Il ne s’agit pas seulement de réduire le réel au connu ; il s’agit de restreindre a priori les outils de la connaissance à une liste préétablie par les rationalistes. On peut excuser l’abrupt « que nul n’entre ici s’il n’est géomètre » de Platon, car cette injonction procédait justement d’une volonté de ne pas séparer l’abstraction la plus rigoureuse et les considérations de la pensée incarnée. Or le matérialisme est bien différent d’une dialectique ascendante se servant des certitudes élémentaires de la raison pour se lancer hardiment dans le ciel des hautes spéculations.

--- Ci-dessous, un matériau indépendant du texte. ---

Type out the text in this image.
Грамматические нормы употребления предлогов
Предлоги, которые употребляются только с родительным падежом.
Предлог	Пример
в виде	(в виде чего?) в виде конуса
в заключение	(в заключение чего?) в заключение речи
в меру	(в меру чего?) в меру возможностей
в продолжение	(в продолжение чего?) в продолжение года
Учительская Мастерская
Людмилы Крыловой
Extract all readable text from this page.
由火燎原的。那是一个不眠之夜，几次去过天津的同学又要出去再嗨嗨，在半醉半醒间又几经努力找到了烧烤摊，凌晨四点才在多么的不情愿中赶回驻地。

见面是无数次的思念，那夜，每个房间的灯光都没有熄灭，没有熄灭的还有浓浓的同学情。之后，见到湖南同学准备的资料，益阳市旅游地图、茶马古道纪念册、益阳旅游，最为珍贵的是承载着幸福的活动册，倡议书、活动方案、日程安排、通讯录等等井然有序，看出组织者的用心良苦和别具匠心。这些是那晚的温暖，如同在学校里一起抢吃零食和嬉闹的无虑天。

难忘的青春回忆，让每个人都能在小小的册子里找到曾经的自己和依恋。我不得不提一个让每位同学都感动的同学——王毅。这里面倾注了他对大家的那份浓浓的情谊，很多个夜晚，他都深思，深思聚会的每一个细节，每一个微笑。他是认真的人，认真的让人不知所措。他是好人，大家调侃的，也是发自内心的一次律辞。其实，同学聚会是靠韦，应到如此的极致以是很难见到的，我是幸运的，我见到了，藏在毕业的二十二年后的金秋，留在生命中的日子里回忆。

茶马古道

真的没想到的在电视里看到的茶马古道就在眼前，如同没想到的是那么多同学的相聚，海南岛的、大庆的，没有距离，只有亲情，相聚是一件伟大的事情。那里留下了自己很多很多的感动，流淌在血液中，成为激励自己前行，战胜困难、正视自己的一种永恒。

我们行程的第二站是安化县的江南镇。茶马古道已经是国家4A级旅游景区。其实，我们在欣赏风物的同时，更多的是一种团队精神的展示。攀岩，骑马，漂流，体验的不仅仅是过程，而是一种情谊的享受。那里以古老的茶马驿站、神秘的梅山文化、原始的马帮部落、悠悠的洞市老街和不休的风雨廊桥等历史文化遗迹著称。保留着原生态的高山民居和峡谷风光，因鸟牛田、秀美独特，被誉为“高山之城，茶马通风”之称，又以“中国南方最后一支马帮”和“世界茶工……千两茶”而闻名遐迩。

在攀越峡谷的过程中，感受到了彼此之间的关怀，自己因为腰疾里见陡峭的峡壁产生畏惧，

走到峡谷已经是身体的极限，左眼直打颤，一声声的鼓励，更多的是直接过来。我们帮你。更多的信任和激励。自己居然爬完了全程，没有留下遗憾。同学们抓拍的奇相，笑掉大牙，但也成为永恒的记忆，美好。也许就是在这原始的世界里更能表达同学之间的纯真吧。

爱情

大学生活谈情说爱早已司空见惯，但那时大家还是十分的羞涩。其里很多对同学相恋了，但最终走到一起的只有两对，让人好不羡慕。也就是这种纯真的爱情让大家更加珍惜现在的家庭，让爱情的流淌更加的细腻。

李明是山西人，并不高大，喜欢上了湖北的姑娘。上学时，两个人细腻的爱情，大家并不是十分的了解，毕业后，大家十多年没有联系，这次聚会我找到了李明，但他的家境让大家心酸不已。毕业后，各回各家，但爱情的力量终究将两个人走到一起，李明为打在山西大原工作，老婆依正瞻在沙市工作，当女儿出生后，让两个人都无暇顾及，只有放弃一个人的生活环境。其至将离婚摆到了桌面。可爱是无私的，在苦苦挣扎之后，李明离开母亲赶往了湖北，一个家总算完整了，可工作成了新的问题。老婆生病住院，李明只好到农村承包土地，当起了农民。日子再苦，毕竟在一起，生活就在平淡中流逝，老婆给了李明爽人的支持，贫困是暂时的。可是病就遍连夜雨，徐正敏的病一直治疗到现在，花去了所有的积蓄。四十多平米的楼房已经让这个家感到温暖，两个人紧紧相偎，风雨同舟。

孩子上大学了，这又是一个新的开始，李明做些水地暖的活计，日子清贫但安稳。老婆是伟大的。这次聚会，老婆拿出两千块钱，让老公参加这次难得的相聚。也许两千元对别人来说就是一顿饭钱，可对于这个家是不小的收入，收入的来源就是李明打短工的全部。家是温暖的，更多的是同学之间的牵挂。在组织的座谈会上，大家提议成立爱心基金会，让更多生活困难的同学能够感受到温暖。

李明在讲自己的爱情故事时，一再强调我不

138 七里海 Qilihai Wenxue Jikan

Platon s’appuyait sur le principe que toutes les vérités se tiennent et se donnent pour but de conduire aux vérités les plus élevées ou, à tout le moins, de les entrevoir. Le « philo – sophe », l’étymologie du mot l’indique bien, n’ose pas se prétendre sage, mais cherche à le devenir !

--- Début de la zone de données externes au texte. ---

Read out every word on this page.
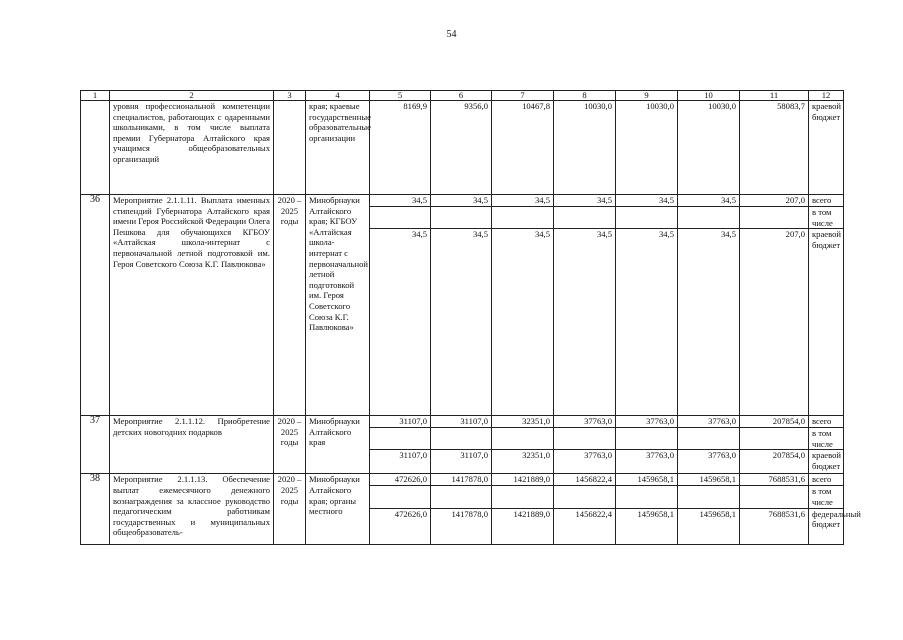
54
1	2	3	4	5	6	7	8	9	10	11	12
	уровня профессиональной компетенции специалистов, работающих с одаренными школьниками, в том числе выплата премии Губернатора Алтайского края учащимся общеобразовательных организаций		края; краевые государственные образовательные организации	8169,9	9356,0	10467,8	10030,0	10030,0	10030,0	58083,7	краевой бюджет
36	Мероприятие 2.1.1.11. Выплата именных стипендий Губернатора Алтайского края имени Героя Российской Федерации Олега Пешкова для обучающихся КГБОУ «Алтайская школа-интернат с первоначальной летной подготовкой им. Героя Советского Союза К.Г. Павлюкова»	2020 – 2025 годы	Минобрнауки Алтайского края; КГБОУ «Алтайская школа-интернат с первоначальной летной подготовкой им. Героя Советского Союза К.Г. Павлюкова»	34,5	34,5	34,5	34,5	34,5	34,5	207,0	всего
											в том числе
				34,5	34,5	34,5	34,5	34,5	34,5	207,0	краевой бюджет
37	Мероприятие 2.1.1.12. Приобретение детских новогодних подарков	2020 – 2025 годы	Минобрнауки Алтайского края	31107,0	31107,0	32351,0	37763,0	37763,0	37763,0	207854,0	всего
											в том числе
				31107,0	31107,0	32351,0	37763,0	37763,0	37763,0	207854,0	краевой бюджет
38	Мероприятие 2.1.1.13. Обеспечение выплат ежемесячного денежного вознаграждения за классное руководство педагогическим работникам государственных и муниципальных общеобразователь-	2020 – 2025 годы	Минобрнауки Алтайского края; органы местного	472626,0	1417878,0	1421889,0	1456822,4	1459658,1	1459658,1	7688531,6	всего
											в том числе
				472626,0	1417878,0	1421889,0	1456822,4	1459658,1	1459658,1	7688531,6	федеральный бюджет
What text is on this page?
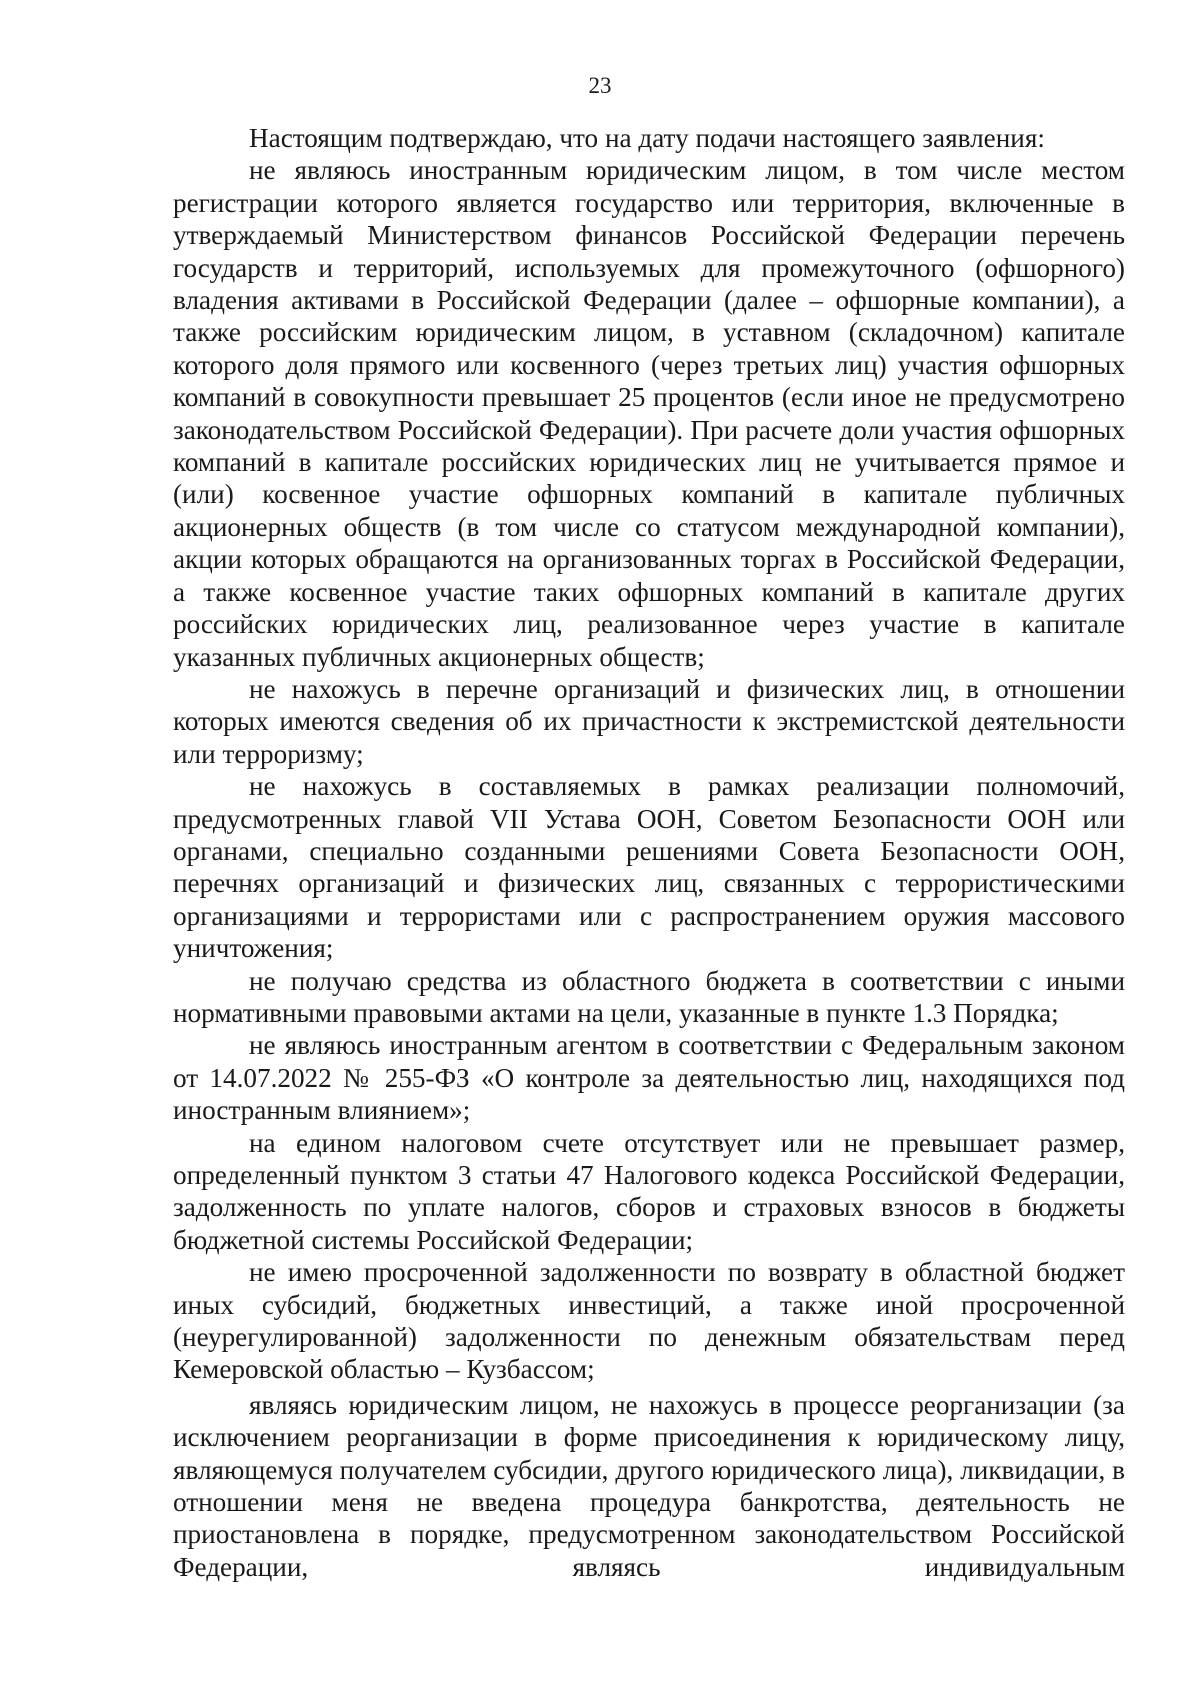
23

Настоящим подтверждаю, что на дату подачи настоящего заявления:

не являюсь иностранным юридическим лицом, в том числе местом регистрации которого является государство или территория, включенные в утверждаемый Министерством финансов Российской Федерации перечень государств и территорий, используемых для промежуточного (офшорного) владения активами в Российской Федерации (далее – офшорные компании), а также российским юридическим лицом, в уставном (складочном) капитале которого доля прямого или косвенного (через третьих лиц) участия офшорных компаний в совокупности превышает 25 процентов (если иное не предусмотрено законодательством Российской Федерации). При расчете доли участия офшорных компаний в капитале российских юридических лиц не учитывается прямое и (или) косвенное участие офшорных компаний в капитале публичных акционерных обществ (в том числе со статусом международной компании), акции которых обращаются на организованных торгах в Российской Федерации, а также косвенное участие таких офшорных компаний в капитале других российских юридических лиц, реализованное через участие в капитале указанных публичных акционерных обществ;

не нахожусь в перечне организаций и физических лиц, в отношении которых имеются сведения об их причастности к экстремистской деятельности или терроризму;

не нахожусь в составляемых в рамках реализации полномочий, предусмотренных главой VII Устава ООН, Советом Безопасности ООН или органами, специально созданными решениями Совета Безопасности ООН, перечнях организаций и физических лиц, связанных с террористическими организациями и террористами или с распространением оружия массового уничтожения;

не получаю средства из областного бюджета в соответствии с иными нормативными правовыми актами на цели, указанные в пункте 1.3 Порядка;

не являюсь иностранным агентом в соответствии с Федеральным законом от 14.07.2022 № 255-ФЗ «О контроле за деятельностью лиц, находящихся под иностранным влиянием»;

на едином налоговом счете отсутствует или не превышает размер, определенный пунктом 3 статьи 47 Налогового кодекса Российской Федерации, задолженность по уплате налогов, сборов и страховых взносов в бюджеты бюджетной системы Российской Федерации;

не имею просроченной задолженности по возврату в областной бюджет иных субсидий, бюджетных инвестиций, а также иной просроченной (неурегулированной) задолженности по денежным обязательствам перед Кемеровской областью – Кузбассом;

являясь юридическим лицом, не нахожусь в процессе реорганизации (за исключением реорганизации в форме присоединения к юридическому лицу, являющемуся получателем субсидии, другого юридического лица), ликвидации, в отношении меня не введена процедура банкротства, деятельность не приостановлена в порядке, предусмотренном законодательством Российской Федерации, являясь индивидуальным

Tandis que notre rationaliste positiviste renonce à comprendre ce qu’il craint de voir le dépasser ou, du moins, ce par quoi il craint d’être mis en face de son insuffisance. Or refuser son insuffisance, c’est la suffisance même, et donc l’exact opposé d’une vraie démarche de connaissance qui, toujours, selon le mot de Platon, commence par l’étonnement.
Pourtant, la difficulté majeure avec les réductionnistes, c’est qu’ils ont raison. Non qu’ils accèdent à la raison même des choses (la finalité, ils n’en veulent pas !), mais leur méthode démontre infailliblement la validité de leur raison. Si un mécanicien borné annonce que vous êtes un corps déformable, il pourra l’établir aisément et il sera impossible de le nier. Or cette connaissance, certes valide, ne sert à rien pour comprendre autrui, et la haute précision de mesure des déformations subies ne ferait que renforcer l’absurdité de la réduction d’un homme à son seul appareil mécanique. Une filiation intellectuelle existe bien depuis le mécanisme cartésien réduisant l’être à l’étendue, jusqu’à « l’Homme machine » de La Mettrie, puis aux modernes robots qui se substituent à nous dans des tâches de moins en moins serviles.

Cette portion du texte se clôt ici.